Men land on moon — and return

Neil Armstrong and Buzz Aldrin train for their visit to the moon prior to the launch.Some Farmington residents weren't so sure God wanted humans to visit the moon and some thought it unlikely that Neil Armstrong and Buzz Aldrin would make it safely back from their journey to the lunar surface.

This unattributed front page editorial from the July 17, 1969 issue of the Farmington News is reprinted in its entirety for the enjoyment and enlightenment of our readers. – Editor

Several years ago when daylight savings time was instituted in the area, there were many people who were critical of the plan. They argued that moving the clock forward or backward an hour was tampering with God's elaborate system of time.

Needless to say, daylight savings time has been beneficial to most, with the possible exception of cows, by allowing for longer summer and shorter winter days. With the progress being made by the three astronauts who are on their way to the moon, a similar argument is now being voiced.

In random questioning of several people who came into the Farmington News office during the week, a surprisingly large percentage of respondents expressed doubt that the lunar mission would succeed, or noted other criticisms.

First, there were those who felt that such an adventure is in direct conflict with the laws of God. As Sherman Province of Leadwood commented, "I kind of hate to express myself because I think the moon was put there by God. They once tried to build a tower to heaven and failed. If they land on the moon they'll never come back."

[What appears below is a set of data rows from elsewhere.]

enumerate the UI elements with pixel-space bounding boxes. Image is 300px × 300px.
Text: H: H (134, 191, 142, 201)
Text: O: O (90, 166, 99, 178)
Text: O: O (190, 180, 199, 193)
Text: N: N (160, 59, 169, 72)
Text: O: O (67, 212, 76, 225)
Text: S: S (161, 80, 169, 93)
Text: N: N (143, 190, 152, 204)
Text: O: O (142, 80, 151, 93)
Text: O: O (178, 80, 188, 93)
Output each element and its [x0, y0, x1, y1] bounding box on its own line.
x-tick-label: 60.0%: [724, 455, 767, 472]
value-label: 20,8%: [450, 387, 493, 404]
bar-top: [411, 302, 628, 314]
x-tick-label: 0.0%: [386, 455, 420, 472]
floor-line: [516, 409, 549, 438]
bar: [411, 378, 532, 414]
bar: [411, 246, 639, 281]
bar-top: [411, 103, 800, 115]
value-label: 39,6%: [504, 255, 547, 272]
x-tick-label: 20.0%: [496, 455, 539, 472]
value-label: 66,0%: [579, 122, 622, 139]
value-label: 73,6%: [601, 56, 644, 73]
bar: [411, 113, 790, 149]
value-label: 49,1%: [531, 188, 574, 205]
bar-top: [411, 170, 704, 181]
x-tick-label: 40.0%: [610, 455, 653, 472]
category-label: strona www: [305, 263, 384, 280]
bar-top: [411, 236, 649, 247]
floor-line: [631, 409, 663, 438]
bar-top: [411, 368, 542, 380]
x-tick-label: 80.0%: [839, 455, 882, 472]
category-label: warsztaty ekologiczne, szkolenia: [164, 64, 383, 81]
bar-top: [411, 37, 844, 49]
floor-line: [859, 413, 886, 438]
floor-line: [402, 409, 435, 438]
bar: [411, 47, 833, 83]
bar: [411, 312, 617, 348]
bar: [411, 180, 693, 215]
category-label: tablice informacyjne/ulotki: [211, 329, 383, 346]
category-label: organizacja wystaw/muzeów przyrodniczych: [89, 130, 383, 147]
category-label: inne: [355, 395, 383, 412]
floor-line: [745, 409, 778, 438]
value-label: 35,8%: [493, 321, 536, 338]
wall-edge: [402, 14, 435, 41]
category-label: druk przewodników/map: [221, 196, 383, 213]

Milburn Graham also noted, "I'm afraid they won't make it. I don't believe any human being was meant to go up there. The Bible says that no many should tamper with His work. If there were supposed to have been men on the moon, the Lord would have made a way for him."

There were also those critical of the moon shot for practical reasons. Mrs. Betty Medley observed, "We should do a lot of things on earth before we go up there."

Ray Giessing added, "There's no doubt that it (the moon flight) has its merits. but the way conditions are now, the money could be better spent otherwise."

It seems that among the one million spectators of the Apollo 11 blast-off at Cape Kennedy yesterday were some poor people in a mule-drawn wagon, vocalizing a similar sentiment to that of Mrs. Medley and Mr. Giessing.

Then there were those who expressed approval of the flight, as reflected by Carl Rasnic's statement, "I think it's the greatest thing since sliced bread. I wish I were going."

However, despite one's personal opinions concerning the journey, it must be regarded as a great feat comparable to Christopher Columbus' voyage to the New World in 1492. As a matter of fact, the command Apollo ship has been given the radio call name of "Columbiad," after the national symbol, a statue of which stands atop the national capitol building in Washington, D.C. The lunar module has been christened "Eagle."

Fortunately, the exploits of Aldrin, Armstrong and Collins will be recognized by their contemporaries as being of great value, while the actual merits of Columbus' discovery were not realized until much later.